Im Einbürgerungstest für Ausländer würde ich wahrscheinlich durchfallen. Da muss man ankreuzen: Was ist die Bundesrepublik Deutschland? Ist sie eine Demokratie, Monarchie oder Oligarchie? Ich würde natürlich Oligarchie ankreuzen. Und jeder, der das ankreuzt, ist wenigstens ehrlich, hat den Durchblick und den größeren Anspruch auf Einbürgerung.

(Heiterkeit bei Abgeordneten der Fraktion der NPD – Dr. Wolfgang Methling, DIE LINKE: Sie hätten doch noch ein paar Semester studieren sollen!)

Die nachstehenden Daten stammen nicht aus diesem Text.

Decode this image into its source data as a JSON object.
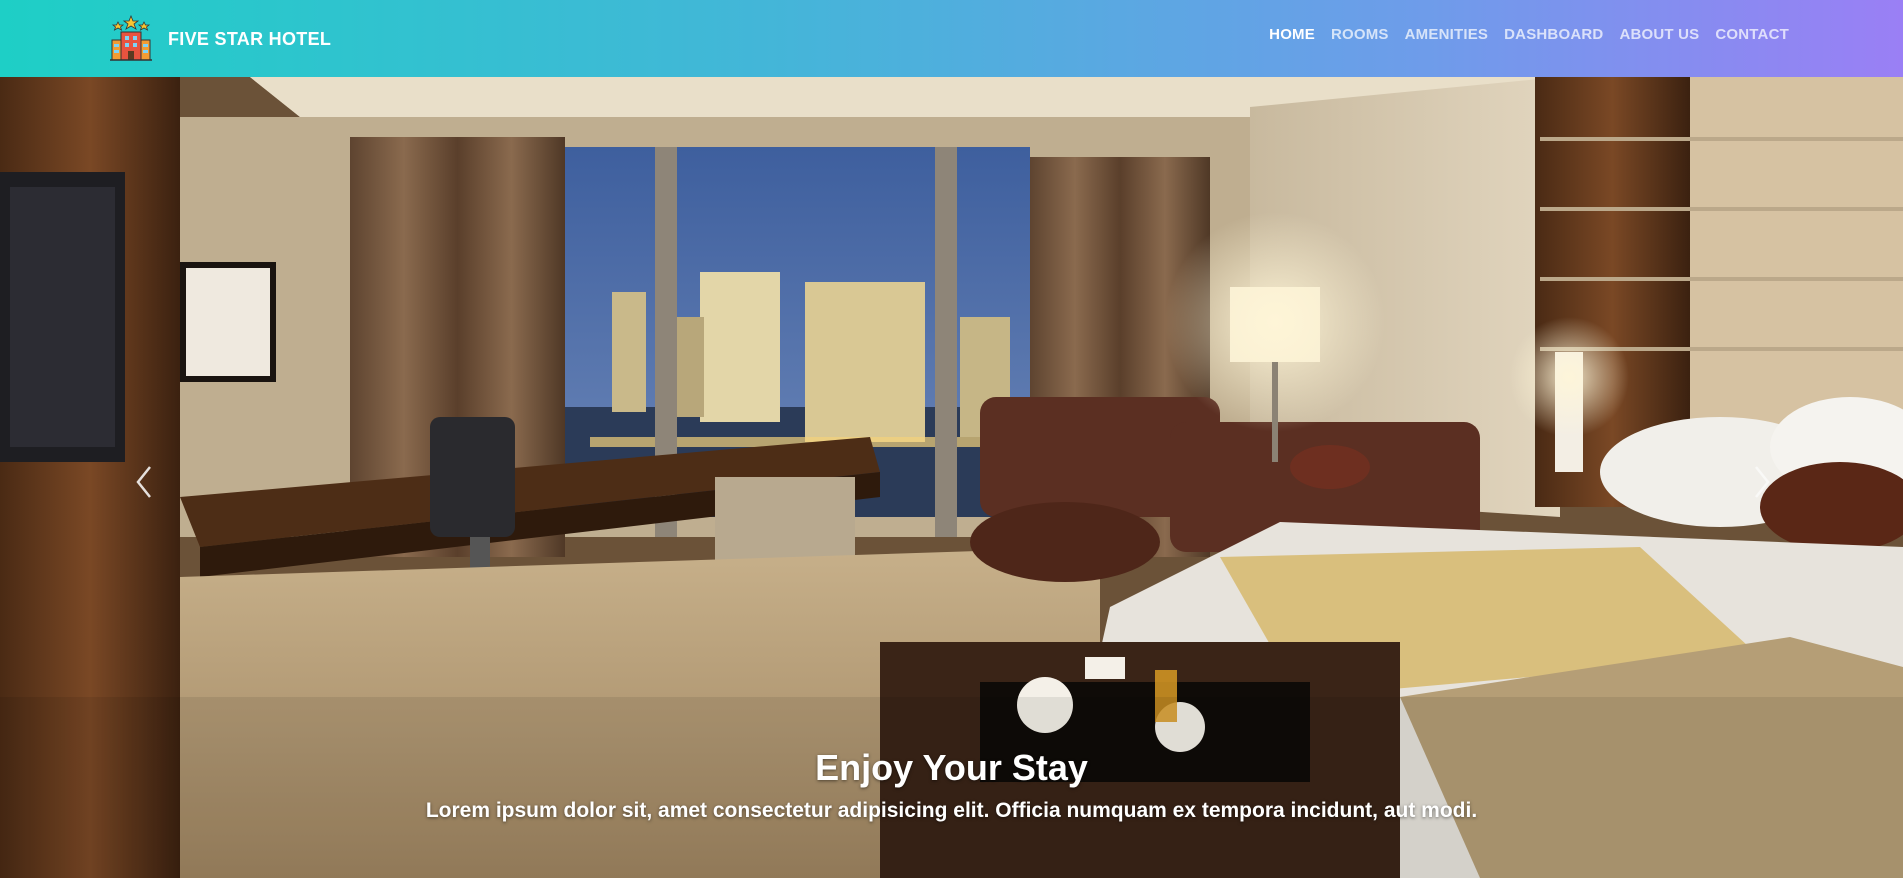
{
  "brand": {
    "name": "FIVE STAR HOTEL",
    "logo_icon": "hotel-building-stars-icon"
  },
  "nav": {
    "items": [
      {
        "label": "HOME",
        "active": true
      },
      {
        "label": "ROOMS",
        "active": false
      },
      {
        "label": "AMENITIES",
        "active": false
      },
      {
        "label": "DASHBOARD",
        "active": false
      },
      {
        "label": "ABOUT US",
        "active": false
      },
      {
        "label": "CONTACT",
        "active": false
      }
    ]
  },
  "hero": {
    "image_label": "hotel-room-photo",
    "caption_title": "Enjoy Your Stay",
    "caption_text": "Lorem ipsum dolor sit, amet consectetur adipisicing elit. Officia numquam ex tempora incidunt, aut modi.",
    "prev_icon": "chevron-left-icon",
    "next_icon": "chevron-right-icon"
  },
  "colors": {
    "nav_gradient_start": "#1ecfc6",
    "nav_gradient_end": "#9a7ff5",
    "nav_text": "#ffffff"
  }
}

Ja, ich studiere jetzt die Realität.

(Zuruf von Gabriele Měšťan, DIE LINKE)

Immer unverfrorener greift dieser Parteienstaat in die Privatsphäre seiner Bürger ein, ohne hinreichend erklären zu können, warum so vorgegangen wird. Die gesamte politische Klasse wird zunehmend vom Volk als parasitär empfunden. War es früher immerhin so, dass die Menschen im Lande noch zwischen zwei zumindest unterschiedlichen Parteien wirklich wählen konnten – auf der einen Seite wirklich noch eine nationalkonservative CDU, ganz früher, und auf der anderen Seite Sozialdemokraten wie Schumacher, die den Namen wohl noch verdienten –, ist es heute so, dass man es mit einem Parteienkartell zu tun hat, einem Kartell der Selbstsucht, wo man wirklich

nicht weiß, ist Herr Sellering wirklich noch Chef der Sozialdemokraten oder von welchem Verein auch immer.

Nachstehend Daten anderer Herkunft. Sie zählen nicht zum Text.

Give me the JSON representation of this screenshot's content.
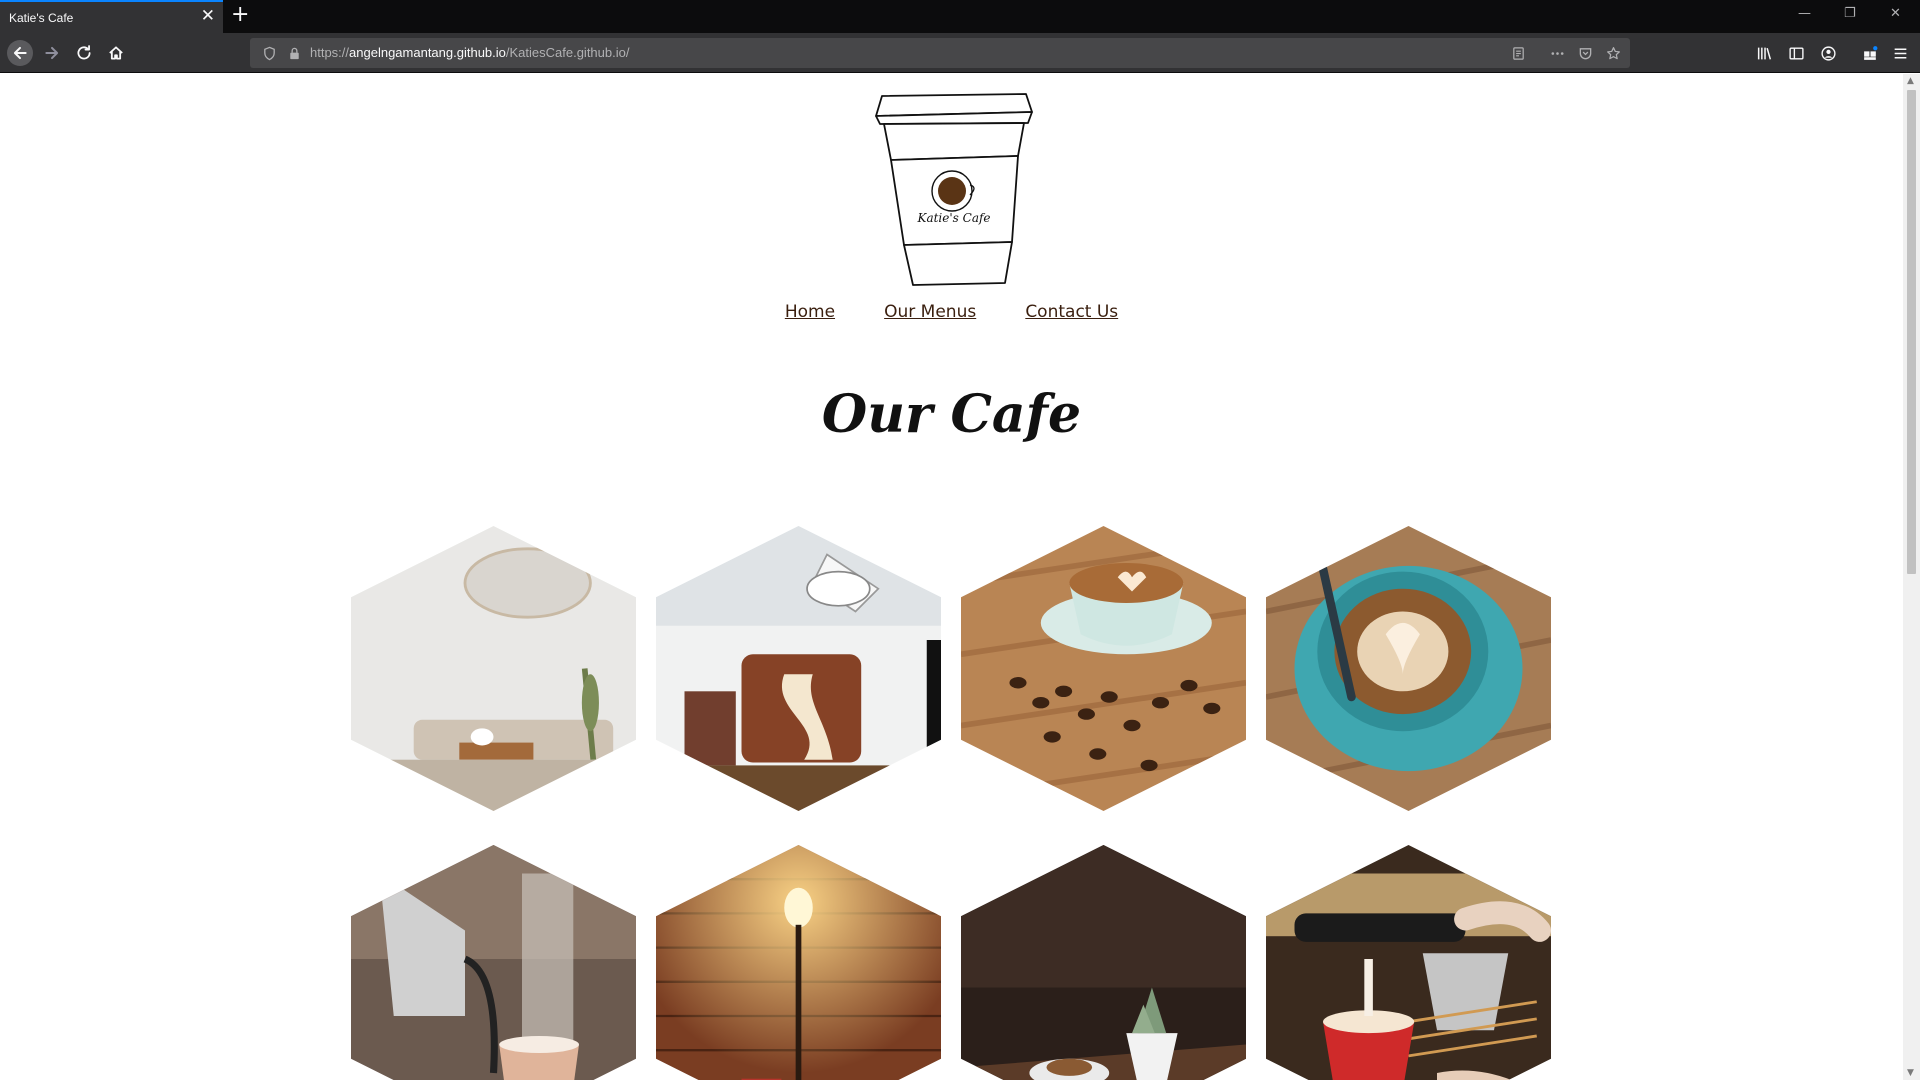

Sie, meine Herrschaften, haben das Volk als nützlichen Idioten eingestuft. Am perfidesten ist hier DIE LINKE mit von der Partie. Ihr Vorturner, Herr Lafontaine, der jetzt von Helmut Schmidt mit Hitler verglichen wurde, wofür ich einmal aus dem Landtag geflogen bin,

(Zuruf von Dr. Wolfgang Methling, DIE LINKE)

aber Helmut Schmidt hat wohl mehr Rechte...

(Zuruf von Dr. Wolfgang Methling, DIE LINKE)

Gott sei Dank. Da kann er wirklich froh sein, dass er hier nicht sitzt.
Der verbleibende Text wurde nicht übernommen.